Yunusemre’de bilim şenliği başladı
08 Ekim 2025 Çarşamba - 16:16 Yunusemre’de bilim şenliği başladı Öğrenciler ve gençleri bilimin eğlenceli dünyasıyla buluşturan "MANİFEST-Bilim ile Manisa’yı Aydınlat, Geleceği Şekillendir" temalı bilim şenliği, Atatürk Kent Parkı’nda başladı. Şenlik 11 Ekim Cumartesi gününe kadar devam edecek. Atatürk Kent Parkı’nda TÜBİTAK 4007 Bilim Şenlikleri Destekleme Programı kapsamında "MANİFEST - Bilim ile Manisa’yı Aydınlat, Geleceği Şekillendir" temalı bilim şenliği başladı. Manisa Büyükşehir Belediyesi, Manisa İl Milli Eğitim Müdürlüğü, Manisa Celal Bayar Üniversitesi (MCBÜ), Yunusemre Belediyesi ve Manisa Ticaret ve Sanayi Odası’nın destekleriyle düzenlenen şenlik, 2025 yılı içerisinde Manisa merkezinde gerçekleştirilecek tek bilim şenliği olacak. Bilim Yunusemre tarafından 11 Ekim Cumartesi gününe kadar devam edecek organizasyonun açılışına Yunusemre Belediye Başkan Yardımcıları Hakan Gürtunca, Emine Özge Arslan ile Mehmet Mesut Doğan, Yunusemre İlçe Milli Eğitim Müdürü Yıldıray Demirtaş, Şehzadeler İlçe Milli Eğitim Müdürü Metin Gençay, Manisa CBÜ Proje Koordinasyon Uygulama ve Araştırma Merkezi Müdürü Doç. Dr. İlker Çetin Keskin katıldı. Stantları teker teker gezen davetliler öğrencilerle sohbet etti.
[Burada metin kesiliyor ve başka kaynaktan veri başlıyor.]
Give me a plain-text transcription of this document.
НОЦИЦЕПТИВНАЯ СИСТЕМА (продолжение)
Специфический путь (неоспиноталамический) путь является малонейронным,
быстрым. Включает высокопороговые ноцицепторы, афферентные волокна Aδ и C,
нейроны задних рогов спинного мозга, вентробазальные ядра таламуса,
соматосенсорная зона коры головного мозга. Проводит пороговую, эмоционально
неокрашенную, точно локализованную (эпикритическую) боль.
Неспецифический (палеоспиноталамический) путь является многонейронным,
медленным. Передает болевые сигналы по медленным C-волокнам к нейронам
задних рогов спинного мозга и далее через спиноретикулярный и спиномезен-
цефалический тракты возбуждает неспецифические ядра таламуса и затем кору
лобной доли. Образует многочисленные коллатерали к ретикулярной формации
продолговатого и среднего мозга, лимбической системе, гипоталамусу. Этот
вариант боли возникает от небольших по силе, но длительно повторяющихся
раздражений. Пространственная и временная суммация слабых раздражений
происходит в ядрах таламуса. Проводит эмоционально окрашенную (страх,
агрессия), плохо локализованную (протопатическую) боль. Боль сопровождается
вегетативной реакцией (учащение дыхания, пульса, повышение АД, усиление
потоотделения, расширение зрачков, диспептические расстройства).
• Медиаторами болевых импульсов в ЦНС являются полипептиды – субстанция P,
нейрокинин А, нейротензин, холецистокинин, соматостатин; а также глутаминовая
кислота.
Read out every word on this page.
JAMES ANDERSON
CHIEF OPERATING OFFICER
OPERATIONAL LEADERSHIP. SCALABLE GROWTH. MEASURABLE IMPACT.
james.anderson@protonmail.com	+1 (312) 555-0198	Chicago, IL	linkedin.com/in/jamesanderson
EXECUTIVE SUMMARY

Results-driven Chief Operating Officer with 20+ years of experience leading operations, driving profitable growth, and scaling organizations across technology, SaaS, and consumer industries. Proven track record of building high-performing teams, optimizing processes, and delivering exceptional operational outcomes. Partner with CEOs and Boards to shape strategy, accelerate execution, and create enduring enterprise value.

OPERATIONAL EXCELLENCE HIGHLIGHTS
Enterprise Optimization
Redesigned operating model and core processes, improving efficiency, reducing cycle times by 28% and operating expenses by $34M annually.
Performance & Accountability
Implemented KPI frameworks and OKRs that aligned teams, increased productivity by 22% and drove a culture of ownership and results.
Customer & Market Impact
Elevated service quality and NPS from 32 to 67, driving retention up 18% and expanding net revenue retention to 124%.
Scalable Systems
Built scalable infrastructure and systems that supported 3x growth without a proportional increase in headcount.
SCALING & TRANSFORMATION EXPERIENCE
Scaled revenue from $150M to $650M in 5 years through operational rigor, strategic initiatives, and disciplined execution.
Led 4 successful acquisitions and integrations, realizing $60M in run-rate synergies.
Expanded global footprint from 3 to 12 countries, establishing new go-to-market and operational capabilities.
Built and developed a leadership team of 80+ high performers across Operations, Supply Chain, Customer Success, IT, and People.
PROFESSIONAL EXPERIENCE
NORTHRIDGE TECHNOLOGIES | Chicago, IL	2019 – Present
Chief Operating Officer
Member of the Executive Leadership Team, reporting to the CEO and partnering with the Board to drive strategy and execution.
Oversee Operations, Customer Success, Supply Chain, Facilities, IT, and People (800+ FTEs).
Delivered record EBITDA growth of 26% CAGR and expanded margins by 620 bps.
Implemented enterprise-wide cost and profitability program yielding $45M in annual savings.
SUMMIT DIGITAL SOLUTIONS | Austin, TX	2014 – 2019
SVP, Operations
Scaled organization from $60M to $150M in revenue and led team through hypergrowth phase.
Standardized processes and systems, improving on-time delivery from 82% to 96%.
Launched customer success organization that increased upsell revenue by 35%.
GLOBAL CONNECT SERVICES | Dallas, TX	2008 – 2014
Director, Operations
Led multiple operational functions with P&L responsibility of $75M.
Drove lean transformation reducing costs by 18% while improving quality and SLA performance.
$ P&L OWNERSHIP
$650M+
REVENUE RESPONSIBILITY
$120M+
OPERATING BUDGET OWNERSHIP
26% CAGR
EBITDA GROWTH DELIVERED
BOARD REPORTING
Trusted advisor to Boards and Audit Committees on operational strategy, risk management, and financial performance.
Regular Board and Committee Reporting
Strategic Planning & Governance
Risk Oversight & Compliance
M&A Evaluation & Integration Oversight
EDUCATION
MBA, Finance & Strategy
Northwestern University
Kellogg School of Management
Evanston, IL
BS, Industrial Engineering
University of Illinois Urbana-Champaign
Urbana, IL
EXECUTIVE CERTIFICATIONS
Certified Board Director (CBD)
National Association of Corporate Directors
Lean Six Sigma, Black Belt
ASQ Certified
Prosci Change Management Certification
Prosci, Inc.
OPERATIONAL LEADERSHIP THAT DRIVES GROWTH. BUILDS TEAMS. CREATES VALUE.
Her gün 10.00 - 16.00 saatleri arasında ziyaretçilerini ağırlayacak şenlikte, 54 bilim, teknoloji ve sanat atölyesi kuruldu. Şenlikte çocuklar ve gençler, bilimsel deneyler yaparak teknolojiyle vakit geçirerek ve sanatsal etkinliklere katılarak bilimin farklı yönlerini keşfedecek.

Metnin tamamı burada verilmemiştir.